Harvesting the Heart
With his hand still touching the warm metal of the door handle, he turned back to face his mother. She and Max were standing in the doorway, dwarfed by the enormity of the house behind them. Meeting his mother had been fairly simple after all the tentative phone conversations. But in all that time, Robert Prescott hadn't even been mentioned. Nicholas had no idea if his father would be thrilled to see the child who would carry on his name, or if he would disown Max as effortlessly as he had disowned his son. He had no idea what his father was like anymore. "What will Dad say?" he whispered.
His mother could not possibly have heard him at such a distance, but she seemed to understand his question. "I imagine," she said, stepping into a neat square of the brilliant afternoon, "he'll say, 'Hello, Max.' "

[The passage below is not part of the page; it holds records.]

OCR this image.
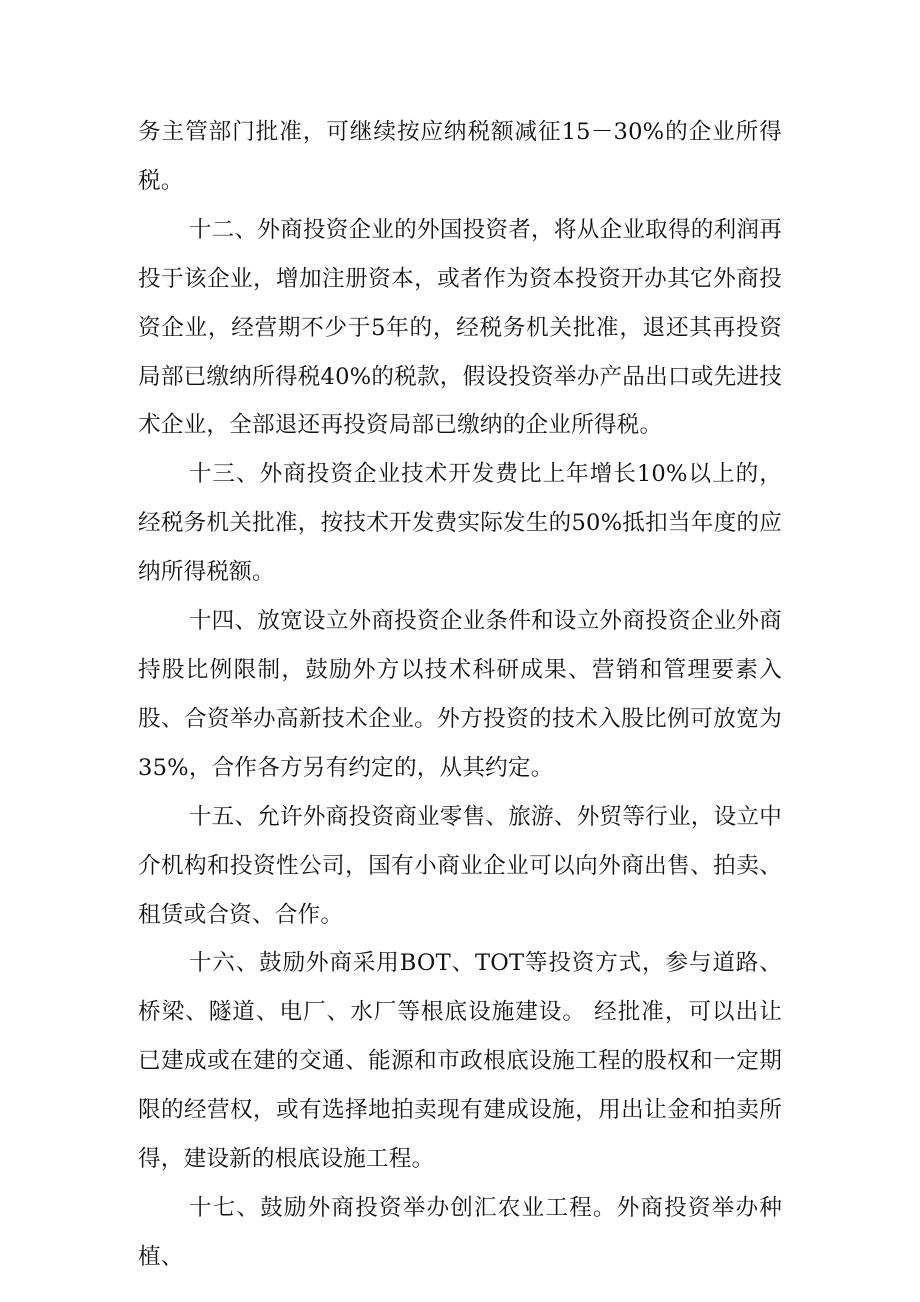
务主管部门批准，可继续按应纳税额减征15－30%的企业所得税。

十二、外商投资企业的外国投资者，将从企业取得的利润再投于该企业，增加注册资本，或者作为资本投资开办其它外商投资企业，经营期不少于5年的，经税务机关批准，退还其再投资局部已缴纳所得税40%的税款，假设投资举办产品出口或先进技术企业，全部退还再投资局部已缴纳的企业所得税。

十三、外商投资企业技术开发费比上年增长10%以上的，经税务机关批准，按技术开发费实际发生的50%抵扣当年度的应纳所得税额。

十四、放宽设立外商投资企业条件和设立外商投资企业外商持股比例限制，鼓励外方以技术科研成果、营销和管理要素入股、合资举办高新技术企业。外方投资的技术入股比例可放宽为35%，合作各方另有约定的，从其约定。

十五、允许外商投资商业零售、旅游、外贸等行业，设立中介机构和投资性公司，国有小商业企业可以向外商出售、拍卖、租赁或合资、合作。

十六、鼓励外商采用BOT、TOT等投资方式，参与道路、桥梁、隧道、电厂、水厂等根底设施建设。 经批准，可以出让已建成或在建的交通、能源和市政根底设施工程的股权和一定期限的经营权，或有选择地拍卖现有建成设施，用出让金和拍卖所得，建设新的根底设施工程。

十七、鼓励外商投资举办创汇农业工程。外商投资举办种植、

Nothing could have surprised Nicholas more than the scene that met him when he arrived at his parents' close to midnight to pick up the baby. Filling the parlor was a tumbled clutter of educational toys, a Porta-Crib, a playpen, a baby swing. A big green quilt with a dinosaur head sewn on to its corner was spread across the floor. A panda mobile replaced the trailing spider plant that had hung over the piano. Stacked on the piano, beside the foam pad Nicholas had placed there earlier for diapering, was the largest vat of A&D ointment Nicholas had ever seen and a carton of Pampers. And in the middle of it all was Nicholas's father--taller than he remembered and thinner too, with a shock of now-white hair--asleep on the spindled sofa, with Max curled over his chest.

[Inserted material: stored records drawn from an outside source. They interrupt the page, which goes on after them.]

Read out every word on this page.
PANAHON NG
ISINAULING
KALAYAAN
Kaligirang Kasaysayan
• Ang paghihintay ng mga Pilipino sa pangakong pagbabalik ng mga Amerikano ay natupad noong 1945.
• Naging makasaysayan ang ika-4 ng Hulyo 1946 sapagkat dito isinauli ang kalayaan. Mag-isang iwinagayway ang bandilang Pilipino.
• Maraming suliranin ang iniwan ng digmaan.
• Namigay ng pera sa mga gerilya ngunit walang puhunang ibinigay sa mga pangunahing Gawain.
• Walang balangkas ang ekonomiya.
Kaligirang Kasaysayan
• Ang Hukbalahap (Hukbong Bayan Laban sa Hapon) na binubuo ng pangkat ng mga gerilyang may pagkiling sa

Nicholas drew in his breath. He had anticipated many things about this first meeting with his father: awkward silence, condescension, maybe even a shred of hate. But Nicholas had not expected his father to be so old.
He stepped back quietly to close the door to the room, but his foot tripped over a jangling terry-cloth ball. His father's eyes opened, bright and alert. Robert Prescott did not sit up, knowing that would wake Max. But he did not tear his gaze away from his son.

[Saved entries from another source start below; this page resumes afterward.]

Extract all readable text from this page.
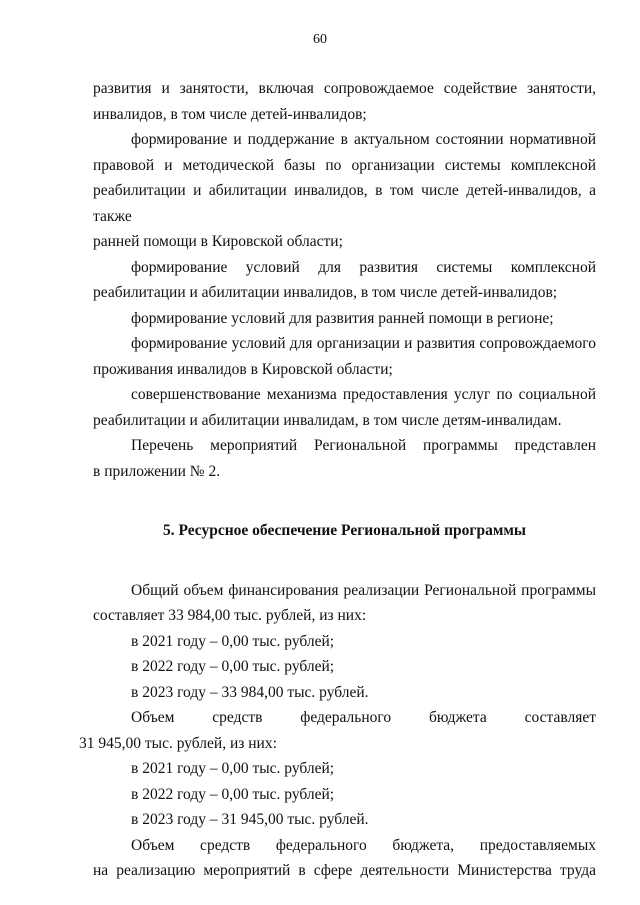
60

развития и занятости, включая сопровождаемое содействие занятости,
инвалидов, в том числе детей-инвалидов;

формирование и поддержание в актуальном состоянии нормативной
правовой и методической базы по организации системы комплексной
реабилитации и абилитации инвалидов, в том числе детей-инвалидов, а также
ранней помощи в Кировской области;

формирование условий для развития системы комплексной
реабилитации и абилитации инвалидов, в том числе детей-инвалидов;

формирование условий для развития ранней помощи в регионе;

формирование условий для организации и развития сопровождаемого
проживания инвалидов в Кировской области;

совершенствование механизма предоставления услуг по социальной
реабилитации и абилитации инвалидам, в том числе детям-инвалидам.

Перечень мероприятий Региональной программы представлен
в приложении № 2.

5. Ресурсное обеспечение Региональной программы

Общий объем финансирования реализации Региональной программы
составляет 33 984,00 тыс. рублей, из них:

в 2021 году – 0,00 тыс. рублей;

в 2022 году – 0,00 тыс. рублей;

в 2023 году – 33 984,00 тыс. рублей.

Объем средств федерального бюджета составляет
31 945,00 тыс. рублей, из них:

в 2021 году – 0,00 тыс. рублей;

в 2022 году – 0,00 тыс. рублей;

в 2023 году – 31 945,00 тыс. рублей.

Объем средств федерального бюджета, предоставляемых
на реализацию мероприятий в сфере деятельности Министерства труда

Nicholas waited for his father to say something--anything. He remembered the first time he'd lost a crew race in high school, after a three-year winning streak. There had been seven other rowers in the boat, and Nicholas had known that the six-man wasn't pulling hard during the power tens. In no way was it Nicholas's fault the race was lost. But he had taken it that way, and when he met his father after the race, he had hung his head, waiting for the accusations. His father had said nothing, nothing at all, and Nicholas had always believed that stung more than any words his father could have uttered. "Dad," Nicholas said quietly, "how's he been?"
Not How have you been, not What have I missed in your life. Nicholas figured that if he kept the conversation limited to Max, the ache that rounded the bottom of his stomach might go away. He clenched his fists behind his back and looked into his father's eyes. There were shadows there that Nicholas could not read, but there were also promises. Too much has happened; I will not bring it up, Robert seemed to say. And neither will you.
"You've done well," Robert said, stroking Max's hunched shoulders. Nicholas raised his eyebrows. "We never stopped asking questions about you, Nicholas," he said gently. "We always kept tabs."
Nicholas remembered Fogerty's tight-lipped grin when he saw him enter the hospital today at noon without Max. "Oh," he had bellowed past Nicholas in the hall. "Si sic omnia!" Then he had come up to Nicholas, paternally gripping his shoulders with a strong arm. "I take it, Dr. Prescott," Fogerty said, "that you are once again of sound mind in sound body and that we won't have a repeat of that ridiculous debacle." Fogerty lowered his voice. "You are my protege, Nicholas," he said. "Don't tuck up a sure thing."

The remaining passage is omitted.